We performed an additional experiment comparing the growth of high and low sinigrin B. nigra genotypes to these soils to test our third hypothesis, that B. nigra individuals would be insensitive to the differences in microbial communities between the plant community types. We grew 10 pots each with high and low sinigrin B. nigra individuals (each from an independent family) in soils with the microbial filtrate from each inoculum source as well as sterilized soils (four soil sources (including sterilized soils) × 2 sinigrin lines × 10 replicates = 80 pots). Unfortunately, our collections of whole soil were completely consumed performing the previously described heterospecifics experiments. Since brassicaceous plants do not form connections with AMF, our results should not be greatly affected. Nevertheless, results from this experiment should be interpreted with some caution as the microbial filtrate may not exactly represent the microbial communities faced by B. nigra individuals in the field.
To create the microbial filtrate for a given field plot, we first homogenized 150 mL of live field soil with 250 mL of Millipore ultrapurified water in a blender. The slurry was passed through a 45-μm filter and then through filter paper (Whatman, Inc., Sanford, ME, USA; 20–25 μm pore size) under vacuum. This process was performed separately for each of the soil samples from the 30 field plots, with equipment sterilized between samples.

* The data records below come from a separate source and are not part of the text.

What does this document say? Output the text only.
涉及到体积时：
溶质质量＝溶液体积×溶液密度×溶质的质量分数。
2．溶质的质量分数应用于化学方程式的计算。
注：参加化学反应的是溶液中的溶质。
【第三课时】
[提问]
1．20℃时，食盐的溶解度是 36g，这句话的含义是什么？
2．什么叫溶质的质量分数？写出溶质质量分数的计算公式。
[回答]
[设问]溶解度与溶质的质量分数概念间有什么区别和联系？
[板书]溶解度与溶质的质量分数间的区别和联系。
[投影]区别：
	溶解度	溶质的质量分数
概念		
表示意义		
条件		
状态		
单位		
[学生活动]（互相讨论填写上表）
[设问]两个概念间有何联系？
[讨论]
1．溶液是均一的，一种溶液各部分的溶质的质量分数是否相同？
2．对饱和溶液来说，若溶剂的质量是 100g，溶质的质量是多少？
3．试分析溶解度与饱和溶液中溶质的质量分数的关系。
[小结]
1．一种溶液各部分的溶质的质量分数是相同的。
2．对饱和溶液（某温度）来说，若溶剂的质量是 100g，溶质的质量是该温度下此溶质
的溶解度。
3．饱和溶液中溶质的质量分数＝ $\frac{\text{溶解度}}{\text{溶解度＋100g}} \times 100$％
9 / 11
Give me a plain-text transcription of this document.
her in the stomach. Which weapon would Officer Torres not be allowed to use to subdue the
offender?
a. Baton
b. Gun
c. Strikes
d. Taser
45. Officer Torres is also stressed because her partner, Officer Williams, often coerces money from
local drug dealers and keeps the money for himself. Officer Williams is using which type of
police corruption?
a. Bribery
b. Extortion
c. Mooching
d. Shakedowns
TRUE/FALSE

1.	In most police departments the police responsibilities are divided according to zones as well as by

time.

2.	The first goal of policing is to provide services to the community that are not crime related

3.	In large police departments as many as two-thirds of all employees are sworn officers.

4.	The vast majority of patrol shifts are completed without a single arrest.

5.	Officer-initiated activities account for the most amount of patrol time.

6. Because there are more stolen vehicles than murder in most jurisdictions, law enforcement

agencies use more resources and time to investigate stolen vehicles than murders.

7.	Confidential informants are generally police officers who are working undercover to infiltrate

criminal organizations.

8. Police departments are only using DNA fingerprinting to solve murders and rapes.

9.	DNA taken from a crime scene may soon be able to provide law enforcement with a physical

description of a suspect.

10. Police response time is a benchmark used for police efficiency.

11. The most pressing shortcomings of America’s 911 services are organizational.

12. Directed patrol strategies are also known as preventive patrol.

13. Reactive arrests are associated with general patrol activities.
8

Pots in the whole soil treatment were filled with 100 mL of sterilized background soil consisting of 50% clay loam collected from nearby the field site and 50% sand. These were homogenized and sterilized by autoclaving twice. We then added 300 mL of a live/sterilized mix (80 mL of live field soil mixed as inoculum with 220 mL of sterilized background soil), followed by another 100 mL of sterilized background soil to isolate inocula in pots. We used a low ratio of inoculum to total pot volume to minimize any abiotic differences among treatments. For pots in the microbial filtrate treatment we added 400 mL of the sterilized background soil, then 50 mL of the liquid filtrate, followed by another 100 mL of the sterilized background soil. Fifty millilitres of microbial filtrate represents c. 20 mL of original field soil. The sterilized treatment consisted of only the sterilized background soil.
Surface sterilized seeds were germinated in sterilized soil and then transplanted to the experimental pots within 1 week of growth. Plants were grown for 4 months, then above-ground biomass was removed, roots were washed free of soil and plant tissue was weighed after drying at 60°C for 48 h. Root material from each heterospecific plant was stained with trypan blue, and mounted on slides. Percent root length colonized by AMF was scored using the grid line intersect method (McGonigle et al. 1990). Fungal structures were counted as either AMF or non-AMF based on morphology.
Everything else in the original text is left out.